A further 30 per cent of her time is dedicated to the innovative Women in Engineering and IT (WiEIT) program, of which she is Deputy Director. The program has over 30 years’ history in conducting school outreach and mentoring programs, enjoying significant success in addressing the gender gap in the sector. Eva is part of the team working to take WiEIT’s reach and impact even further.
“We’re having conversations with students and teachers to really understand the barriers and what we can grow and improve, how we can strengthen and evaluate our impact,” she says.
“If technology is going to be ubiquitous, the people working with and developing it should represent all sectors of the community. Working with girls from early on to excite them about the possibilities of technology and create pathways is key to breaking down those barriers.”
If technology is going to be ubiquitous, the people working with and developing it should represent all sectors of the community. Working with girls from early on to excite them about the possibilities of technology and create pathways is key to breaking down those barriers.
With extensive experience in internationalisation of teaching and research programs, working to extend the faculty’s excellence in that area is also part of her remit. Here, she hopes to continue her personal commitment to social justice through developing pathways for students to engage with projects through organisations such as Engineers Without Borders and incorporate humanitarian engineering concepts into everyday practice.

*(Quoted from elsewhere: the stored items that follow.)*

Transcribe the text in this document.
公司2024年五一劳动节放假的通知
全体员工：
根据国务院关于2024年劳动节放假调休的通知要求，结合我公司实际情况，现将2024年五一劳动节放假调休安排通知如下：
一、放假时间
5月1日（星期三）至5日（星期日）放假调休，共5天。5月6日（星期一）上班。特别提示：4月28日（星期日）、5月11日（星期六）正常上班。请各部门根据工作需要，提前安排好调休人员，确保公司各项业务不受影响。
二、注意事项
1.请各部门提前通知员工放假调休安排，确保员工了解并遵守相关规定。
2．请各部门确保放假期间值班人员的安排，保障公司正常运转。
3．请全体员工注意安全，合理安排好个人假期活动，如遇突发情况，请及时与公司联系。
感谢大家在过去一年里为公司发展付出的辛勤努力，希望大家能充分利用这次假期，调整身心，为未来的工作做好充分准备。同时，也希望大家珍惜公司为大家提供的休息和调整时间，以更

Eva says that UTS’s commitment to diversity and social justice was a significant drawcard for her, and has thus far been impressed with the university’s clear efforts to address gender inequity and create an environment where everyone has an equal opportunity to thrive.
“UTS has a well-defined social justice framework and dedicated social justice and equity and diversity units; they take it seriously from top down, bottom up” she says. “I no longer have to have conversations around why we do this, but how.”